Sunday, November 27, 2011

You Can't Pass Down Your Tweets

A while ago I wrote a story on my blog about my great grandfather.

Briefly, he left for this country from Italy in the early 1900's.  His supposed intention was to send for his wife and children after he got settled.   But, his family never heard from him again.

His daughter, my grandmother, came to America when she was 16 years old to look for him.

According to my mother, my grandmother said she never found out what happened to him.  My mother also said that my grandmother never would talk about him.

I often think how sad it was that my mother and her siblings never got to know their grandfather or really anything about him.

Thinking about the untold story of my great grandfather made me think about the relationship that I have with my children.   I wonder how much of myself I reveal to them.

My children are all adults now and in their 30's.  They have children of their own.

I thought about how involved I was in their lives when they were little kids.   I knew everything about them.  I knew what they liked to eat, what they like to wear, what their favorite T.V. shows were, what made them laugh and what made them cry.

I could tell when they weren't feeling well, probably even before they knew they weren't feeling well.
And of course I always knew where they were.

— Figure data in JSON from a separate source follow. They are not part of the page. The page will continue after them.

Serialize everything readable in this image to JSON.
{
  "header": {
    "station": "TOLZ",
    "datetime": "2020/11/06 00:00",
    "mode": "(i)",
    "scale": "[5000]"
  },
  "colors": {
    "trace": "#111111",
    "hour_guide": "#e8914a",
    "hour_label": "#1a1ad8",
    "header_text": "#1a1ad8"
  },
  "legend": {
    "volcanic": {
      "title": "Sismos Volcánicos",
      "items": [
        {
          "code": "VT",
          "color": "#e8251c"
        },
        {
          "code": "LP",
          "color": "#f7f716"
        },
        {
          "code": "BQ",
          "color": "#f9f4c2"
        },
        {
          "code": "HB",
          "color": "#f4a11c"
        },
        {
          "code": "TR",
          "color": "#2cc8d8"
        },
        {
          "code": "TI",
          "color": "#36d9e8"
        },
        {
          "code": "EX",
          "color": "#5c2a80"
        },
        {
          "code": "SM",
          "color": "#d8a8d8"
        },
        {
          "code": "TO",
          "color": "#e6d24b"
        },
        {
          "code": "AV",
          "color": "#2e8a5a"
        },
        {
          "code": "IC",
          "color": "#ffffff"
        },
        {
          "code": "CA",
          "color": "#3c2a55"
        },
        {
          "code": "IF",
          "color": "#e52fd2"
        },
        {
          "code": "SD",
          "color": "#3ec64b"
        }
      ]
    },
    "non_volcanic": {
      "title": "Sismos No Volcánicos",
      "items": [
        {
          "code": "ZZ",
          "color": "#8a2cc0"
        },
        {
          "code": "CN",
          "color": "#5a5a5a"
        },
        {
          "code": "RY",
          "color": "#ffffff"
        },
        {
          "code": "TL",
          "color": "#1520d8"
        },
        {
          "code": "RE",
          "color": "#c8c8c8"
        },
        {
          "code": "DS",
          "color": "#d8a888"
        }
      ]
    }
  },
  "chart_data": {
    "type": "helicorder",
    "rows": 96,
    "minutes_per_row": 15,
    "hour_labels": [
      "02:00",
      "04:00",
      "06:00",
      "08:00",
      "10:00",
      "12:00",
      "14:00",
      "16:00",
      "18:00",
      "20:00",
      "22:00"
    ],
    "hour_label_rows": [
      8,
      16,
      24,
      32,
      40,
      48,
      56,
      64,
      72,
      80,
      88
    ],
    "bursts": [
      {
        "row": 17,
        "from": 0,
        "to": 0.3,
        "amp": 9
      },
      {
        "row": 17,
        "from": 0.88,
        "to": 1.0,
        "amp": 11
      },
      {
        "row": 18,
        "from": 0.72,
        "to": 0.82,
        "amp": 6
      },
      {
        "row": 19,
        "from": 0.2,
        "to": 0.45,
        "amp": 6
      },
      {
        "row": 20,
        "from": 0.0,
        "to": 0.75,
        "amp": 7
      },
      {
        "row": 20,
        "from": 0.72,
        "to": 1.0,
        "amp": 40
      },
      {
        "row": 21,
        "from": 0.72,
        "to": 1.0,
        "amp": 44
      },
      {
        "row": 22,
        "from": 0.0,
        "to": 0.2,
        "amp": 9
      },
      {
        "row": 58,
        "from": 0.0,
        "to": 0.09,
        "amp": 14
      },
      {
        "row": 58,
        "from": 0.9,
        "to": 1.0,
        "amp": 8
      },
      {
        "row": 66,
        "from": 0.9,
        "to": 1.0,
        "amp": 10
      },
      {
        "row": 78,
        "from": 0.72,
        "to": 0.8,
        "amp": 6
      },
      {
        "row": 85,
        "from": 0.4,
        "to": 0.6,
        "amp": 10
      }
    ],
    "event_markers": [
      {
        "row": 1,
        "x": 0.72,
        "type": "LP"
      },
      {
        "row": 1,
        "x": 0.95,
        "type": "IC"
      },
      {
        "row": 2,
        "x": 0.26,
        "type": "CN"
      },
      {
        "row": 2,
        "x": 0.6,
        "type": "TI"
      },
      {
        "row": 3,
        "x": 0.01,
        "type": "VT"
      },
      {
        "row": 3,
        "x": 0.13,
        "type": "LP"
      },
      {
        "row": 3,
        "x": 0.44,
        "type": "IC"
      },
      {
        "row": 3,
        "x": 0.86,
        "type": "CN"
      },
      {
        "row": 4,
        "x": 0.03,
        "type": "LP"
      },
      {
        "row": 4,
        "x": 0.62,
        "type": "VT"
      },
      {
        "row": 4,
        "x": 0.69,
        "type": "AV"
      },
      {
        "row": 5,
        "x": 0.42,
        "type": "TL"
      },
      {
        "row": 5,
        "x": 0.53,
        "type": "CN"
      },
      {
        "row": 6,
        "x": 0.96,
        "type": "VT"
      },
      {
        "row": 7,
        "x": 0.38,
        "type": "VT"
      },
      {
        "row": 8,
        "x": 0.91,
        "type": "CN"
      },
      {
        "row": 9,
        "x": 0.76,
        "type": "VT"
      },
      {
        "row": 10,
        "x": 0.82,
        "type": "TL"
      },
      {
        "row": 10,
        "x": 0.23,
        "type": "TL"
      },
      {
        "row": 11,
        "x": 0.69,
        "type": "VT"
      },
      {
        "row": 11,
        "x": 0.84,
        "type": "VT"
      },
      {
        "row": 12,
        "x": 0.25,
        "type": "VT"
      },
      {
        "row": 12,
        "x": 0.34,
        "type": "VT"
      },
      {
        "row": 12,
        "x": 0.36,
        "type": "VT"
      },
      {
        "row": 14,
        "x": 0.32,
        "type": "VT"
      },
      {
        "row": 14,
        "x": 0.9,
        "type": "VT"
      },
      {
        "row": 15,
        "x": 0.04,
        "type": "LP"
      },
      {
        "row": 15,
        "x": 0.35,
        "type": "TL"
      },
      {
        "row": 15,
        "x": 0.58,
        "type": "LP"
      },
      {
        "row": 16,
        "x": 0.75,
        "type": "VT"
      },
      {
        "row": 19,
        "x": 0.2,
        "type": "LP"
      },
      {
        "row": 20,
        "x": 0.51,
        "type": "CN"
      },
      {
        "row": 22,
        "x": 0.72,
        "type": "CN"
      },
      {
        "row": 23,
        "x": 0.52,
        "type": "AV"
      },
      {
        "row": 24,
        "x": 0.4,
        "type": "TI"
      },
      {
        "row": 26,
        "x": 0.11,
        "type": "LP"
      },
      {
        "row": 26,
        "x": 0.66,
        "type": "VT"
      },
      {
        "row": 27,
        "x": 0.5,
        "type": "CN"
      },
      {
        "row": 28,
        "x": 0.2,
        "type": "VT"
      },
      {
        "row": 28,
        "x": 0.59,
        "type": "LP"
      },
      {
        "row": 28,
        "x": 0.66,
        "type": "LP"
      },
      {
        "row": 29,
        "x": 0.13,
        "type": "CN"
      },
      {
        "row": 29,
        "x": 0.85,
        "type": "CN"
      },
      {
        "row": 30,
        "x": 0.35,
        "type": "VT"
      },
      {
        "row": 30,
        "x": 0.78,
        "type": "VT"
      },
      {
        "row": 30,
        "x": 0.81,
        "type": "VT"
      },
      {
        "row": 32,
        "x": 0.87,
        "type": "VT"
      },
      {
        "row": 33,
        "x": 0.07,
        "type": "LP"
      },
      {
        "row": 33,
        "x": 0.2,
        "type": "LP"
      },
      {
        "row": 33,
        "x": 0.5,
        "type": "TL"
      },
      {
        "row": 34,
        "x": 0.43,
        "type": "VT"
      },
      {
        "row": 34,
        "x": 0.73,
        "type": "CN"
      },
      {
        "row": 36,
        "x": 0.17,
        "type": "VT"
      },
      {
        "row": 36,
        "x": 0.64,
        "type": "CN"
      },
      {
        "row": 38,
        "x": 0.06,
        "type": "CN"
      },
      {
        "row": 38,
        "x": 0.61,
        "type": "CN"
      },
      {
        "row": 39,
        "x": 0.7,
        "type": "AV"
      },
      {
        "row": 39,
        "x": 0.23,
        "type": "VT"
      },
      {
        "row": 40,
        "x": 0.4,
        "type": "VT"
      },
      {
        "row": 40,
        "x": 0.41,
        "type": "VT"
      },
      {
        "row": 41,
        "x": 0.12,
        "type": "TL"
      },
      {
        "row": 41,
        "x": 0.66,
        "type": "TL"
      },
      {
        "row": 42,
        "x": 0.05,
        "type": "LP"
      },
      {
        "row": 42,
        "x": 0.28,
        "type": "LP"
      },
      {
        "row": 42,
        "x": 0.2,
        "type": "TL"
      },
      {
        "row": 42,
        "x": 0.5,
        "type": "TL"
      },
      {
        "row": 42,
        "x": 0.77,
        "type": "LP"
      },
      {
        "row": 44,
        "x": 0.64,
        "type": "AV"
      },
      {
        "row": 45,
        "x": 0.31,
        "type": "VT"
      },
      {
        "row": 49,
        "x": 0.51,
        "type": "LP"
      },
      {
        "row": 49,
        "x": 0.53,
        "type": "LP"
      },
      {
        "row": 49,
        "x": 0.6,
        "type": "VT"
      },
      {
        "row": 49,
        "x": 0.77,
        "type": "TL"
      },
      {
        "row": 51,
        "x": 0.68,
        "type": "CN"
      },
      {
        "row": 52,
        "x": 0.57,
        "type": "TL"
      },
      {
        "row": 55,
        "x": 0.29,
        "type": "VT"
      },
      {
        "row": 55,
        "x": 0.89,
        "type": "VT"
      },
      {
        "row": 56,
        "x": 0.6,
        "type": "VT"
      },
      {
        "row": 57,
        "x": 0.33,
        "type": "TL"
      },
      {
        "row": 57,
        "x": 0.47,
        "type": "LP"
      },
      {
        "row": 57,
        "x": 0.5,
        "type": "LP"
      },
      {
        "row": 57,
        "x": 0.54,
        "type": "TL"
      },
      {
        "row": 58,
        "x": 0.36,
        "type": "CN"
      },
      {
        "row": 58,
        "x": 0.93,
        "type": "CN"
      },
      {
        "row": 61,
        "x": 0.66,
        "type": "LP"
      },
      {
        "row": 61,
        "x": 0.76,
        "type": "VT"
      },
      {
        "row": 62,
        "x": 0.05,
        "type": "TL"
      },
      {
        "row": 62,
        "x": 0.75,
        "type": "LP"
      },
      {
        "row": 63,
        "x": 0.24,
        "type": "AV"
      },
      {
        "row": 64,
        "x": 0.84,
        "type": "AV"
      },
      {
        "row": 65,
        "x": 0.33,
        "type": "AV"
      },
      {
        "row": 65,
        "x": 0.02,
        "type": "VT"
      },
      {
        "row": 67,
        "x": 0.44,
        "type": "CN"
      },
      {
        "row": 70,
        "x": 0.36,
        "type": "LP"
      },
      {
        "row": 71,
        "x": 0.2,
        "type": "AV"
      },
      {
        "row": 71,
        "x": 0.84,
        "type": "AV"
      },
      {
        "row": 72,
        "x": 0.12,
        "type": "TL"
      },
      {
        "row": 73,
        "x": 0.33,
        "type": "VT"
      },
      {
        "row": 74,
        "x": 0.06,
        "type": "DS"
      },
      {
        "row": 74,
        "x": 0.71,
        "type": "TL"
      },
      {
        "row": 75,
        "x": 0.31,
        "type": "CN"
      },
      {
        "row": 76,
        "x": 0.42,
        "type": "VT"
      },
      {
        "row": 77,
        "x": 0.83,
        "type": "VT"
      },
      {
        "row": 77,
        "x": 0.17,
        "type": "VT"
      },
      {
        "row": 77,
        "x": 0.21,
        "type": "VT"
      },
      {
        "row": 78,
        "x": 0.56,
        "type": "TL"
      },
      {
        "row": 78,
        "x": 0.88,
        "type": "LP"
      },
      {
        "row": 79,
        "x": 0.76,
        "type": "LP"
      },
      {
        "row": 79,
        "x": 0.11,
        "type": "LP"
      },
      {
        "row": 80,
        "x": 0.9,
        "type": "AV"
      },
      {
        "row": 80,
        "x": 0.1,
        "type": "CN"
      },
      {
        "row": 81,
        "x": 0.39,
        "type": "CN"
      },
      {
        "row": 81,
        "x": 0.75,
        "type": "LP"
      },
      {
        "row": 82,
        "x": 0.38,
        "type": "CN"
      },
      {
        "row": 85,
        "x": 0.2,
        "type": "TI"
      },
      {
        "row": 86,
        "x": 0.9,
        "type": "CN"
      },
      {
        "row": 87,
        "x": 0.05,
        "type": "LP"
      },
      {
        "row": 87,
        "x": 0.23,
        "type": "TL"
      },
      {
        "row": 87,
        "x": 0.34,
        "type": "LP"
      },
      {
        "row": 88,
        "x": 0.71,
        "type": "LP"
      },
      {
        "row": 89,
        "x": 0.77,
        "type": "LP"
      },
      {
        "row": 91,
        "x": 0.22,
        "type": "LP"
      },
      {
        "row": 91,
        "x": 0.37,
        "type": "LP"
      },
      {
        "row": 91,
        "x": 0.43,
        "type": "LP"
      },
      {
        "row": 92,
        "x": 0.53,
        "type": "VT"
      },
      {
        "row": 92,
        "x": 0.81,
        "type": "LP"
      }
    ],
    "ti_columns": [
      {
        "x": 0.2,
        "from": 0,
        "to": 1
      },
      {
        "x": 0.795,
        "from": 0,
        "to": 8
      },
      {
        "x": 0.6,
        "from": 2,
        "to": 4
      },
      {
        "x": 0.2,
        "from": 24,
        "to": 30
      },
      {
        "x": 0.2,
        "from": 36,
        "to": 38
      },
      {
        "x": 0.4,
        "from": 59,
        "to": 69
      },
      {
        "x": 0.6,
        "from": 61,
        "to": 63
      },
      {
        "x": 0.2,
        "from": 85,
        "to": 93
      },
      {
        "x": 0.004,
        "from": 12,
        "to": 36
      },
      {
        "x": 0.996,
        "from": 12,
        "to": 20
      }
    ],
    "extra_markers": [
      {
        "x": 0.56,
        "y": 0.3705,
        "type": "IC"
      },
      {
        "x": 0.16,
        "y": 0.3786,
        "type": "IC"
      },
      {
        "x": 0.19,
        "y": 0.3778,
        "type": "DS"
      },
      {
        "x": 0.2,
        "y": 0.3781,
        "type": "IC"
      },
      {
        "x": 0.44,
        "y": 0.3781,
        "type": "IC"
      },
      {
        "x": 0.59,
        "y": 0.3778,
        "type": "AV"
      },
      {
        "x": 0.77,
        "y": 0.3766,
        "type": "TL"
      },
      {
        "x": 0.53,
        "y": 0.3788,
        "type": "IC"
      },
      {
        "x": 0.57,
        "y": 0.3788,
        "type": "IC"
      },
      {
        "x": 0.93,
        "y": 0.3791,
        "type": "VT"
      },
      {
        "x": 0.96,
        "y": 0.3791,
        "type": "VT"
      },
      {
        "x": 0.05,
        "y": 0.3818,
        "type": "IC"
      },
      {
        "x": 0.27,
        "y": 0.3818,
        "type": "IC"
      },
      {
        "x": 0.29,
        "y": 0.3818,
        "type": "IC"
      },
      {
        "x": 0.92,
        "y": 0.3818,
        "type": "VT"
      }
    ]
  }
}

I suppose I started to lose such close connections with them when they became teenagers and were allowed more freedom.

Suddenly, or so it seemed, they were picking out their own clothes, spending more time in their rooms with headphones on, listening to music that I was not familiar with, and talking less to me and more to their friends.

I feel as though there is a whole chapter of their lives that I know nothing about.  I would say that period of time would be from high school and college and up until they married.

Now we have entered into a new phase of our relationship.  We can relate to each other as parents and adults.

I am sad, though, that there are parts of their lives and parts of my life that we may never get to share.

A few years ago I picked up a set of diaries at an auction.  They were written in the 1920's by a young mother.  The diaries were filled with details about her daily routine.  She would start off writing about what the weather was like,  she would talk about who visited, what the children did, what she made for dinner.   She never missed a day.  I became very engrossed in this woman's life.   I found it fascinating.
I wondered how her grandchildren could part with such treasures.

Now people tweet about their daily routines, but the tweets disappear like a poof of smoke and wind up somewhere out there in cyberspace.  

My memories of my children as little kids are beginning to fade.  I wish that I had kept a journal.

Perhaps someday I will print out all of my blog postings, and have them bound.  Perhaps my grandchildren might want to know a little more about their grandmother someday.

For those of you who read yesterday's  post  regarding my experience with Kohl's,  I went back this morning and convinced the nice customer service lady that Kohl's should give me back my $15.00 in Kohl's cash.
So I am not angry at Kohl's anymore. :)


  1. Lynda, I created a gmail account for each of my sons, and periodically send them notes about the things they do as they grow up.  One day when they are older, I will give these email accounts to them to read my messages, and hopefully they will add a new dimension to their memories.

  2. That is a great idea!   I am going to pass that one on to my kids.  I could also use their email accounts to send little snippets of my own to each one.